Evaluation of Material Properties for Practical Microstructured Adhesives: Low Dust Adhesion and High Shear Strength.

The development of microstructure (gecko-like) adhesives has focused almost solely on their adhesive strength. However, for practical applications, especially in real-world environments, the adhesive's long-term performance is arguably equally important. One impediment to long-term viability is the adhesive's susceptibility to contamination. It is a challenge to develop an adhesive that can both adhere to a substrate while not becoming contaminated with dust and debris.
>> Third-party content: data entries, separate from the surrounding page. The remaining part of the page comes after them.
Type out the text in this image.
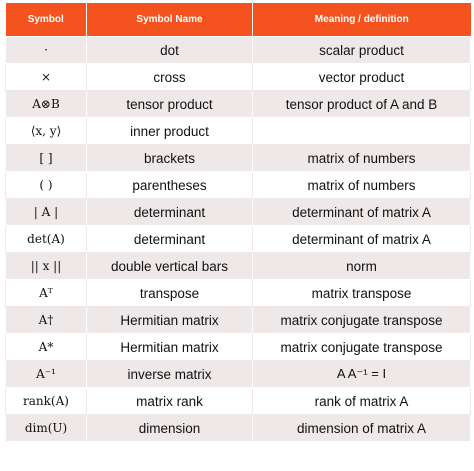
Symbol	Symbol Name	Meaning / definition
·	dot	scalar product
×	cross	vector product
A⊗B	tensor product	tensor product of A and B
⟨x, y⟩	inner product	
[ ]	brackets	matrix of numbers
( )	parentheses	matrix of numbers
| A |	determinant	determinant of matrix A
det(A)	determinant	determinant of matrix A
|| x ||	double vertical bars	norm
Aᵀ	transpose	matrix transpose
A†	Hermitian matrix	matrix conjugate transpose
A*	Hermitian matrix	matrix conjugate transpose
A⁻¹	inverse matrix	A A⁻¹ = I
rank(A)	matrix rank	rank of matrix A
dim(U)	dimension	dimension of matrix A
In response, this paper experimentally explores the effect of modulus of elasticity, work of separation, and work of adhesion (adhesion energy) on the shear stress and particle detachment capabilities of wedge-shaped, directional microstructured adhesives. Particle removal is evaluated using both non-contact cleaning methods (centripetal force and electrostatic particle repulsion) and a dry contact cleaning method (load-drag-unload test). Results show that for a material with a high work of separation, high elastic modulus, and low work of adhesion, it is possible to create a microstructured adhesive with both high shear stress strength and low adhesion to dust particles. Results also show that, for dry contact cleaning, shear stress recovery mostly stems from particle rolling and not particle sliding. Moreover, shear test results show that augmenting the microstructured adhesive with electrostatic adhesion can reduce the negative effects on adhesion of a high elastic modulus materials' conformability to a substrate by providing a preload to the microstructured elements. Last, this paper is the first to report on a electrostatic/gecko-like adhesive that uses its electrostatic elements for both adhesion and dust repulsion; they were reported separately before.